A Bitcoin (BTC) whale — an individual investor who holds a large amount of BTC — took profit after two years. Data from Whalemap suggests the whale purchased nearly 9,000 BTC in the third quarter of 2018.
A pseudonymous trader known as “Byzantine General,” who shared the data, said:
“This whale is a legend. See that big bubble around 6k in 2018? That's almost 9k BTC that was accumulated there. He finally took profit, after 2 years and 2 major capitulation events.”
The whale held on to the BTC for nearly 22 months, through two major capitulation phases. Bitcoin dropped to sub-$4,000 level twice, first in January 2019 and second in March 2020. The investor waited through both periods, ultimately selling at around $12,000.
Number of Bitcoin held by a whale. Source: Byzantine General, Whalemap
What does a Bitcoin whale taking profit suggest?
On Aug. 16, Cointelegraph reported that large whale clusters are present in the $12,000 to $14,000 range. At the $12,000 level, many whales are either in profit or at breakeven, which arguably could give whales an incentive to sell.
Whether it shows whales are cautious that Bitcoin has hit a local peak remains unclear. Whales, due to the sheer size of their holdings, follow liquidity. If they feel that there is sufficient liquidity to sell, possibly as a result of rising retail activity, then they are likely to sell.
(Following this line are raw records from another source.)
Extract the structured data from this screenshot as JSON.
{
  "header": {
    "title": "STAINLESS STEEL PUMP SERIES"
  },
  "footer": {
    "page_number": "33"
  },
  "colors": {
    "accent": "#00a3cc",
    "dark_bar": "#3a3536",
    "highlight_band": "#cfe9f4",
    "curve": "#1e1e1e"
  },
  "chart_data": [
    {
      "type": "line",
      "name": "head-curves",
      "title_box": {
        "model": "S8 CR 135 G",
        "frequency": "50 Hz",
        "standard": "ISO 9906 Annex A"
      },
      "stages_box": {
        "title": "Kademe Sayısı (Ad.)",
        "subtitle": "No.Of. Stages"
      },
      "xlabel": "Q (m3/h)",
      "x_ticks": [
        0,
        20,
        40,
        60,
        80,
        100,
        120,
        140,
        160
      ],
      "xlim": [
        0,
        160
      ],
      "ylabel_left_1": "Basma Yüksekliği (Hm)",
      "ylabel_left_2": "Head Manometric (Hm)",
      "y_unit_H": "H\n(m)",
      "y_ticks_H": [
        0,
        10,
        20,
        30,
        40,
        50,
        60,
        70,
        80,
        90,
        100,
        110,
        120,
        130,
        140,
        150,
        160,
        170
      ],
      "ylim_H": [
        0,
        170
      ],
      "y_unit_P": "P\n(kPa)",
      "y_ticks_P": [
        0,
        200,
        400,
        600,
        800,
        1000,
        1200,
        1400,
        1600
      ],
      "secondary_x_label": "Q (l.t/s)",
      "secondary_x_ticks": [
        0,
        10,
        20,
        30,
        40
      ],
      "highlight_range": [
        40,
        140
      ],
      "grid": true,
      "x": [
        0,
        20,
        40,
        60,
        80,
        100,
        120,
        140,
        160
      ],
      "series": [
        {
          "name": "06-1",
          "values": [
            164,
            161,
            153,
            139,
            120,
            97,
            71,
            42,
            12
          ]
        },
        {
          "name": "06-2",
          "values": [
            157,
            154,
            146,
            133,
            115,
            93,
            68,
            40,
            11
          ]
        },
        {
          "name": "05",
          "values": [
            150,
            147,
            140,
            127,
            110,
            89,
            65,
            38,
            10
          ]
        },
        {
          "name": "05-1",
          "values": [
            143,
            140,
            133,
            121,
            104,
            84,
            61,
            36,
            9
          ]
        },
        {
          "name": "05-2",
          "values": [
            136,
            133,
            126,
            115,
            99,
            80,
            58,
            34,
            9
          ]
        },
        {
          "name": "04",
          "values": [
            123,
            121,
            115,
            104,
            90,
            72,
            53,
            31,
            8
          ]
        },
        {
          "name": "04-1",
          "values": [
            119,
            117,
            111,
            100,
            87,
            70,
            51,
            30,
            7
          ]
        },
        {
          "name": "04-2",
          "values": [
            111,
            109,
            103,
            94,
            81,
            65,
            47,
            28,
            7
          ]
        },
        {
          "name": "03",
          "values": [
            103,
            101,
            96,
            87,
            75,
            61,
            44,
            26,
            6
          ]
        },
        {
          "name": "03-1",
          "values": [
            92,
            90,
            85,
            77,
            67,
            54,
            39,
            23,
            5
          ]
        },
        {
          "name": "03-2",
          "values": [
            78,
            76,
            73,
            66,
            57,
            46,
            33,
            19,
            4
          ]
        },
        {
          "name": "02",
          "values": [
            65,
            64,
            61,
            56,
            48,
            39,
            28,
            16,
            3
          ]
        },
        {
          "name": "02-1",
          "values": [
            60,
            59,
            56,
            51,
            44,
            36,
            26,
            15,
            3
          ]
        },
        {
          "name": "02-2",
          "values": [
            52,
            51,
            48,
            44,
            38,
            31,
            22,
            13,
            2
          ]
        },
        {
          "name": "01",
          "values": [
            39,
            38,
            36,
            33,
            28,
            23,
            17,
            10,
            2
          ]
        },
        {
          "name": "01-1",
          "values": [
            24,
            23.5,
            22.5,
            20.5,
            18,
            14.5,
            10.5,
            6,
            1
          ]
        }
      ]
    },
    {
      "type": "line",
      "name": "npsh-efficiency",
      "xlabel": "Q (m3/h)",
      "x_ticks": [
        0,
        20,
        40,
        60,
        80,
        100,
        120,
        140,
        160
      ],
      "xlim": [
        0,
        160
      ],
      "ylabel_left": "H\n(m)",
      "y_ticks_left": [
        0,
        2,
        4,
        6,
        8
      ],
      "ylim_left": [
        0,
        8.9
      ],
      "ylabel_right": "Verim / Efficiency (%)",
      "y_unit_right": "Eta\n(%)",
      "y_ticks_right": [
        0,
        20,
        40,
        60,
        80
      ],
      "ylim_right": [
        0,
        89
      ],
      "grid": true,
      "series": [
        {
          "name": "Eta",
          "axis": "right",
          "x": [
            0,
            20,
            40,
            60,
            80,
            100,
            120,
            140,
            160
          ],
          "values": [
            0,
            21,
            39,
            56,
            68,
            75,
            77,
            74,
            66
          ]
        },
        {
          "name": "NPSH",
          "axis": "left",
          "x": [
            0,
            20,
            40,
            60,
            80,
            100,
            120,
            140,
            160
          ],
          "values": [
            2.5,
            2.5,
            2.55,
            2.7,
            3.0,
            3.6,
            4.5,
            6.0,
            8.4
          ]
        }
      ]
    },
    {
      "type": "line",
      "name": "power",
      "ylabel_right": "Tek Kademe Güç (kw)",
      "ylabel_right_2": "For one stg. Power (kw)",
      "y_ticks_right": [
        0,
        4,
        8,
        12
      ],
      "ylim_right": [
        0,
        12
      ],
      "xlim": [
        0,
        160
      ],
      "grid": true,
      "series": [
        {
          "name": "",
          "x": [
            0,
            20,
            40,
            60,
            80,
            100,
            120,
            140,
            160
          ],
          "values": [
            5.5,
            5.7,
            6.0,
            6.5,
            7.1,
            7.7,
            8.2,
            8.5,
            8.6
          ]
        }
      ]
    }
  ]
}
Hence, a whale’s sell-off does not necessarily show that Bitcoin has peaked. One could argue that it raises the chances of consolidation in the short term. But until BTC drops below key support levels, it is premature to suggest a local top has formed. Also, it is difficult to estimate how much of the 9,000 BTC the whale sold.
A reason some whales appear to be taking profit at current levels might be Bitcoin’s relatively high spot volume. According to another pseudonymous trader known as Bitcoin Jack, the market remains “awkwardly” driven by the spot market. He said:
“Market remains awkwardly spot driven for now. Market remains relatively high on-chain dominance Price expansion is therefore imminent again—direction unclear but low derivatives vs spot and spot exchange vs onchain dominance indicates we have not seen an irrational top.”
When the market is heavily driven by the derivatives market, whales have less liquidity to seek, and minor pullbacks could cause large price movements.
What traders expect in the near term
In the short term, traders remain mixed on the sentiment around Bitcoin. Michael van de Poppe, a full-time trader at the Amsterdam Stock Exchange and Cointelegraph Markets analyst, says BTC could drop to as low as $10,000 if it loses $11,450. He said:
“Pretty easy going here as there's a rejection at $11,600. If we hold the $11,450-11,500 area I think we'll have a breakout towards $12,000 in the coming week. Losing the green zone and I'm targeting $10,700 or even $10,000.”
Following a nearly three-fold increase in price, a consolidation phase in the near term could strengthen the momentum Bitcoin in the longer term.